NEW YORK (AP) - While some news organizations have tried to sneak material through airport screeners, ABC News thought bigger: the network smuggled depleted uranium into New York.

ABC conducted its operation to test how authorities are guarding against the possibility of a nuclear "dirty bomb" attack. Correspondent Brian Ross' investigation will air as part of ABC's Sept. 11 anniversary coverage next week.

Federal authorities are angry that they've had to spend time on ABC's experiment.

"The U.S. Customs Service is engaged in a deadly serious business," said its spokesman, Dean Boyd. "The American public wants us to focus on real threats, not fake ones."

The story comes amidst controversy over stories in the New York Daily News and on CBS this week about how journalists tried to test airport security by trying to pass items that should have set off alarms.

ABC said it borrowed 15 pounds of depleted uranium from an environmental group, the Natural Resources Defense Council, to send on its journey. The network said it consulted with experts to make sure it was safe; the Customs Service said such material has less radiation than a typical chest X-ray.

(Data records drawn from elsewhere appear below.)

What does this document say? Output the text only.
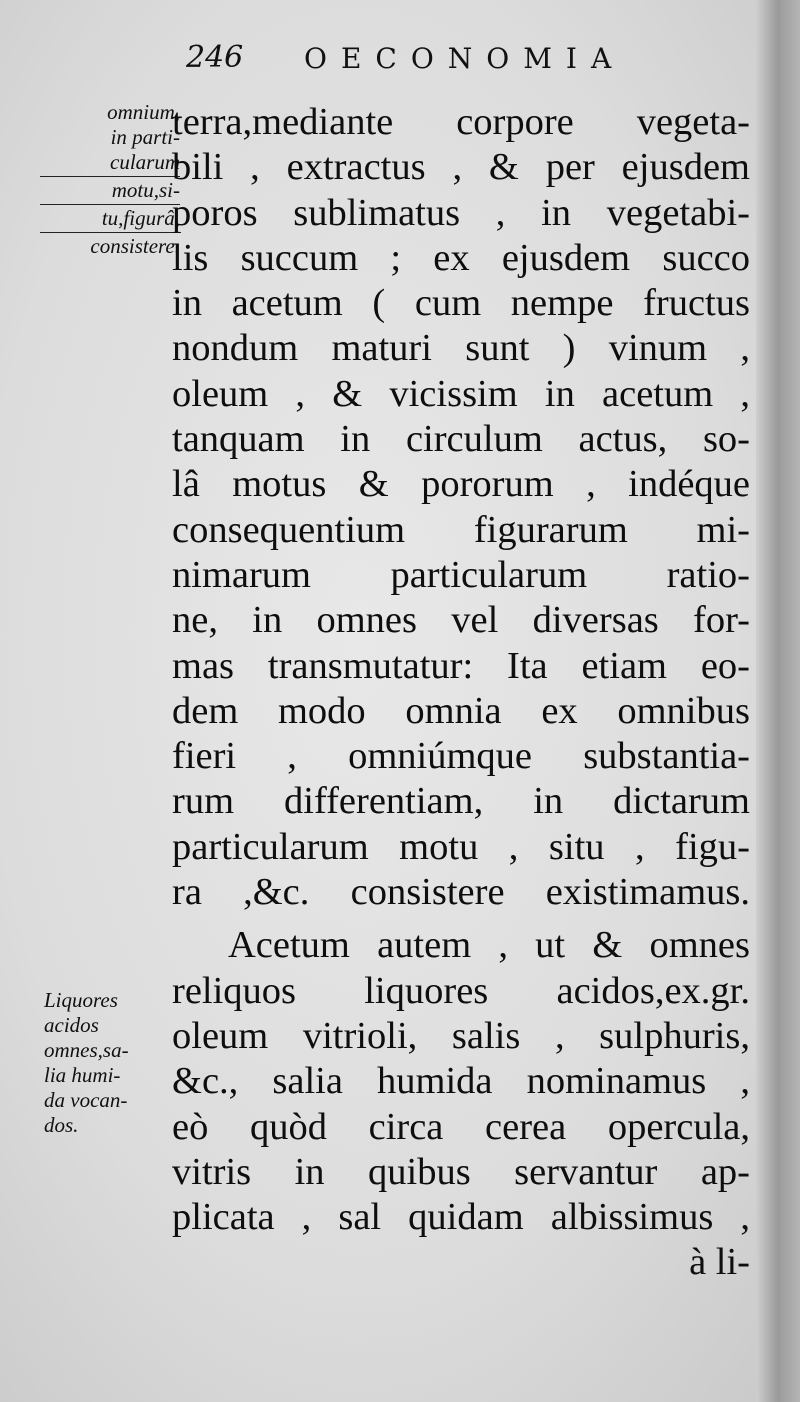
246 OECONOMIA
omnium,
in parti-
cularum
motu,si-
tu,figurâ,
consistere.
terra,mediante corpore vegeta-
bili , extractus , & per ejusdem
poros sublimatus , in vegetabi-
lis succum ; ex ejusdem succo
in acetum ( cum nempe fructus
nondum maturi sunt ) vinum ,
oleum , & vicissim in acetum ,
tanquam in circulum actus, so-
lâ motus & pororum , indéque
consequentium figurarum mi-
nimarum particularum ratio-
ne, in omnes vel diversas for-
mas transmutatur: Ita etiam eo-
dem modo omnia ex omnibus
fieri , omniúmque substantia-
rum differentiam, in dictarum
particularum motu , situ , figu-
ra ,&c. consistere existimamus.
Acetum autem , ut & omnes
reliquos liquores acidos,ex.gr.
oleum vitrioli, salis , sulphuris,
&c., salia humida nominamus ,
eò quòd circa cerea opercula,
vitris in quibus servantur ap-
plicata , sal quidam albissimus ,
à li-
Liquores
acidos
omnes,sa-
lia humi-
da vocan-
dos.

Boyd noted that depleted uranium is used widely for commercial purposes such as counterweights in elevators and in aircraft.

Ross carried it by train from Austria to Istanbul, Turkey. The contents clearly marked, it was packed in a container with wooden horse carts and terra cotta vases and shipped overseas to New York. Through it all, the depleted uranium went undetected.

"Seven countries, 25 days and 15 pounds of uranium," Ross said, "and not a single question."

The network was careful to obey all laws, federal and international, he said. The route and manner of transport followed a path outlined in court documents by an Osama bin Laden associate, who was investigated for his role in a plot to smuggle nuclear material, he said.

"One of our big concerns going into this was that we didn't want to teach terrorists something they didn't already know," he said.

ABC sent the container from Istanbul, a known smuggler's hotbed, to an address that had never received overseas shipping before because, in both cases, that should have made authorities suspicious, he said.

ABC and Customs differ on how authorities responded to a potential threat.

Of 1,139 containers on the vessel, the ABC package was one of fewer than a dozen identified for closer inspection before the ship even reached port, Boyd said. It was inspected by X-ray equipment and a separate device that tests for radiation and was found to pose no threat, he said.

Ross said, however, that the suitcase of depleted uranium would emit about the same radiation as live uranium would if it had been shielded in a lead-lined case. The container should have been opened and checked, he said.

"They missed it," he said. "They could say that it was no danger, which is true because we made sure there was no danger. But I think that misses the point."

Boyd insisted inspectors have ways to determine without opening the container whether the uranium was live or not.

"It was a fake threat that we were forced to divert resources and manpower to address," he said.

Responded Paul Friedman, executive vice president of ABC News: "When did they divert any resources? They didn't catch a thing."

Friedman said the press plays an important role in testing how well government is protecting its citizens.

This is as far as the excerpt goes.